Intestinal motility was disturbed in unsupplemented infected mice while mice fed with Se-enriched chow exhibited charcoal defecation rates that were not different from uninfected mice. Delayed evacuation time was previously observed in infected mice at the chronic stage by Mori et al. (1995) using X-ray technology and only one out of 12 of those mice had document megacolon. Thus, our results and those of Mori et al. (1995) demonstrate that disturbances in intestinal motility are not necessarily accompanied by megacolon. The control of motility of the gastrointestinal tract depends on acetylcholine, noradrenaline, and non-adrenergic non-cholinergic neurotransmitters (Matsuda and Dantas 2008). Several substances identified in the enteric nervous system of mammals can be released and participate in the control of gastrointestinal motility by acting directly on the gastrointestinal smooth muscle, or indirectly by modulating the release of inhibitory or excitatory mediators (Matsuda and Dantas 2008). Since Se supplementation prevented the delayed evacuation time in infected mice, it would be worthy to explore the effect of Se on factors related to disturbances in intestinal motility, in addition to those caused by T. cruzi infection, such as decreased levels of tachykinins and vasoactive intestinal peptide (Maifrino et al. 1999), decreased somatostatin (Maifrino et al. 2005), and reduced number of interstitial cells of Cajal (Hagger et al. 2000).
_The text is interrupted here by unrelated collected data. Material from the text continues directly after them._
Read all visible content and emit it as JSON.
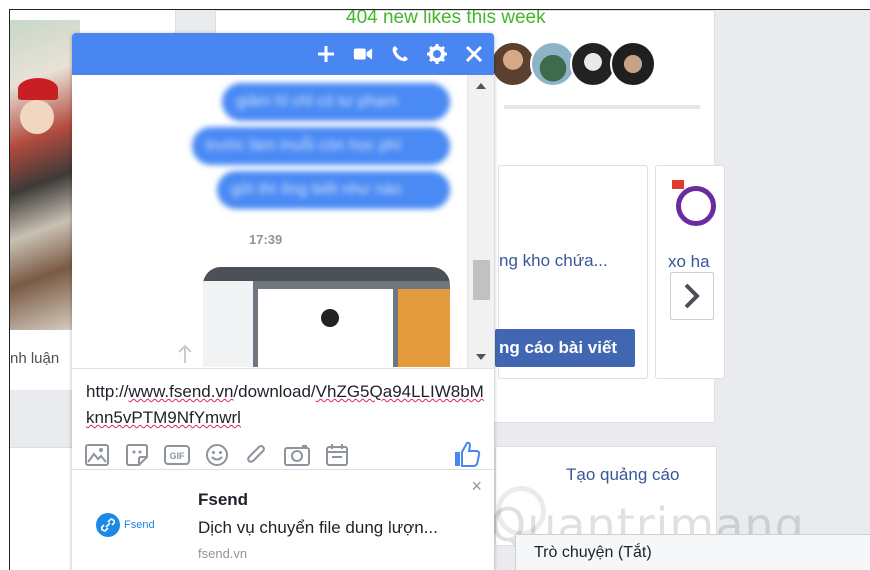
{
  "feed": {
    "likes_text": "404 new likes this week",
    "comment_label": "nh luận",
    "ad1_title": "ng kho chứa...",
    "ad1_button": "ng cáo bài viết",
    "ad2_title": "xo ha",
    "create_ad": "Tạo quảng cáo",
    "chat_bar": "Trò chuyện (Tắt)",
    "watermark": "Quantrimang"
  },
  "chat": {
    "header_icons": [
      "plus-icon",
      "video-icon",
      "phone-icon",
      "gear-icon",
      "close-icon"
    ],
    "messages": [
      "giảm hỉ chỉ có tư phạm",
      "trước làm muỗi còn học phí",
      "gởi thì ông biết như nào"
    ],
    "timestamp": "17:39",
    "composer_text_a": "http://",
    "composer_text_b": "www.fsend.vn",
    "composer_text_c": "/download/",
    "composer_text_d": "VhZG5Qa94LLIW8bMknn5vPTM9NfYmwrl",
    "toolbar_icons": [
      "image-icon",
      "sticker-icon",
      "gif-icon",
      "emoji-icon",
      "attachment-icon",
      "camera-icon",
      "calendar-icon"
    ],
    "link_preview": {
      "logo_text": "Fsend",
      "title": "Fsend",
      "description": "Dịch vụ chuyển file dung lượn...",
      "domain": "fsend.vn",
      "close": "×"
    }
  },
  "colors": {
    "messenger_blue": "#4a86f2",
    "facebook_blue": "#4267b2",
    "link_blue": "#365899",
    "green": "#42b72a"
  }
}
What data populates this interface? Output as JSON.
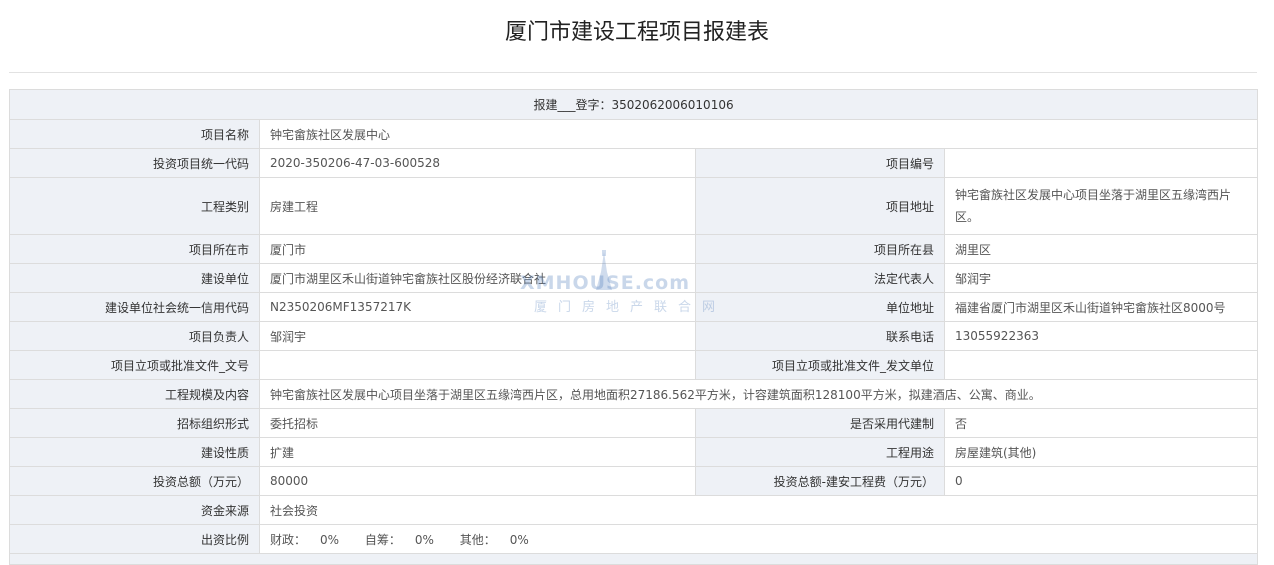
{
  "page": {
    "title": "厦门市建设工程项目报建表"
  },
  "header": {
    "registration": "报建___登字：3502062006010106"
  },
  "rows": [
    {
      "label": "项目名称",
      "value": "钟宅畲族社区发展中心"
    },
    {
      "label": "投资项目统一代码",
      "value": "2020-350206-47-03-600528",
      "label2": "项目编号",
      "value2": ""
    },
    {
      "label": "工程类别",
      "value": "房建工程",
      "label2": "项目地址",
      "value2": "钟宅畲族社区发展中心项目坐落于湖里区五缘湾西片区。"
    },
    {
      "label": "项目所在市",
      "value": "厦门市",
      "label2": "项目所在县",
      "value2": "湖里区"
    },
    {
      "label": "建设单位",
      "value": "厦门市湖里区禾山街道钟宅畲族社区股份经济联合社",
      "label2": "法定代表人",
      "value2": "邹润宇"
    },
    {
      "label": "建设单位社会统一信用代码",
      "value": "N2350206MF1357217K",
      "label2": "单位地址",
      "value2": "福建省厦门市湖里区禾山街道钟宅畲族社区8000号"
    },
    {
      "label": "项目负责人",
      "value": "邹润宇",
      "label2": "联系电话",
      "value2": "13055922363"
    },
    {
      "label": "项目立项或批准文件_文号",
      "value": "",
      "label2": "项目立项或批准文件_发文单位",
      "value2": ""
    },
    {
      "label": "工程规模及内容",
      "value": "钟宅畲族社区发展中心项目坐落于湖里区五缘湾西片区，总用地面积27186.562平方米，计容建筑面积128100平方米，拟建酒店、公寓、商业。"
    },
    {
      "label": "招标组织形式",
      "value": "委托招标",
      "label2": "是否采用代建制",
      "value2": "否"
    },
    {
      "label": "建设性质",
      "value": "扩建",
      "label2": "工程用途",
      "value2": "房屋建筑(其他)"
    },
    {
      "label": "投资总额（万元）",
      "value": "80000",
      "label2": "投资总额-建安工程费（万元）",
      "value2": "0"
    },
    {
      "label": "资金来源",
      "value": "社会投资"
    },
    {
      "label": "出资比例",
      "ratio": [
        {
          "key": "财政：",
          "val": "0%"
        },
        {
          "key": "自筹：",
          "val": "0%"
        },
        {
          "key": "其他：",
          "val": "0%"
        }
      ]
    }
  ],
  "watermark": {
    "brand": "XMHOUSE.com",
    "subtitle": "厦门房地产联合网"
  }
}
In this study we compared the effect of two forms of Se on the intestinal alteration caused by T. cruzi infection. We demonstrated that either an inorganic form (sodium selenate) or an organic form (Se-methylselenocysteine) were able to reduce the intestine lumen diameter and increase intestinal motility at the chronic phase. In addition, no adverse effects were observed after using 2 or 3 ppm, showing that those supranutritional concentrations (marginally high) can be used with no restrictions in those models. Further studies are required to demonstrate the protective effect of Se on pre-existing intestinal disturbances. Based on our previous observation of a beneficial effect of sodium selenate on cardiac damage (de Souza et al. 2003) and the present results showing beneficial effects on digestive alteration, we suggest that Se supplementation in combination with specific anti-T. cruzi agents may provide a superior therapeutic protocol to modulate the inflammatory, immunological, and antioxidant responses involved in intestinal and cardiac disturbances caused by T. cruzi infection.